会社を辞めてもう二十年になる。それでも昔の仲間が連絡をくれるのはありがたいことだ。あの夜も、レースのチームが集まるというので顔を出した。久しぶりの再会に少し胸が高鳴ったが、実際に会ってみると、嬉しいような、気恥ずかしいような、そんな妙な感覚があった。皆の輪の中で静かにしているつもりだった。だが二次会の席で、つい調子に乗ってしまったのだ。
「あのアイデアを出したのは俺だった」などと、誰も聞きたくもないことを口にした。言った瞬間に、しまった、と思った。あれは仲間の功績であって、私一人の手柄ではない。それに、そんなことを今さら話してどうなるというのか。
おそらく、二十年前に自負していた“中心的な存在”であった自分を、少しでも取り戻したかったのだろう。だが、私の言葉は空を切り、皆の反応も薄かった。その場の空気が少し冷えたように思えたのは、たぶん気のせいではない。

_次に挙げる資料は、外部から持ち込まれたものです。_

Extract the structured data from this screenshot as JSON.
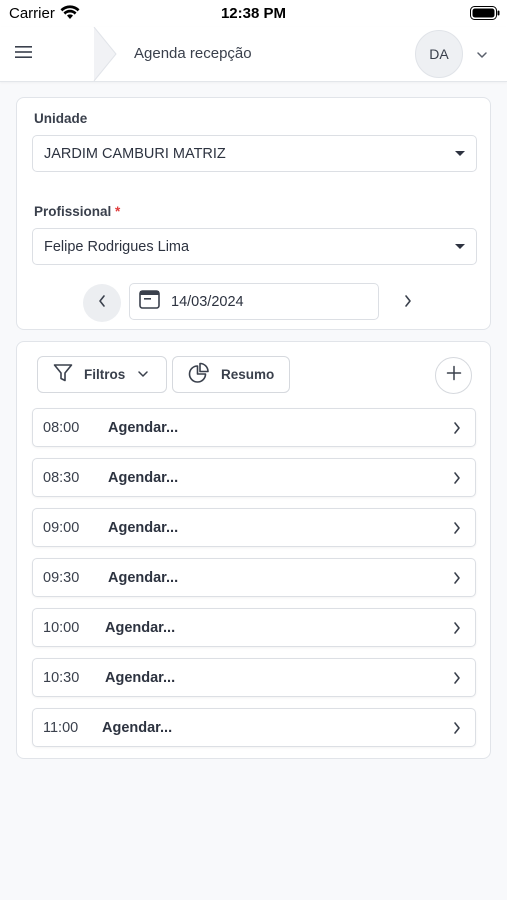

家に帰り、「言わぬが花」という言葉を思い返した。人は、黙っていることで失うものもあるが、救われることのほうが多いのかもしれない。いまだに穴があったら入りたい気持ちだが、こうして一人、胸の中で反省している分には、誰にも迷惑をかけないだろう。それもまた「花」なのかもしれないと思う。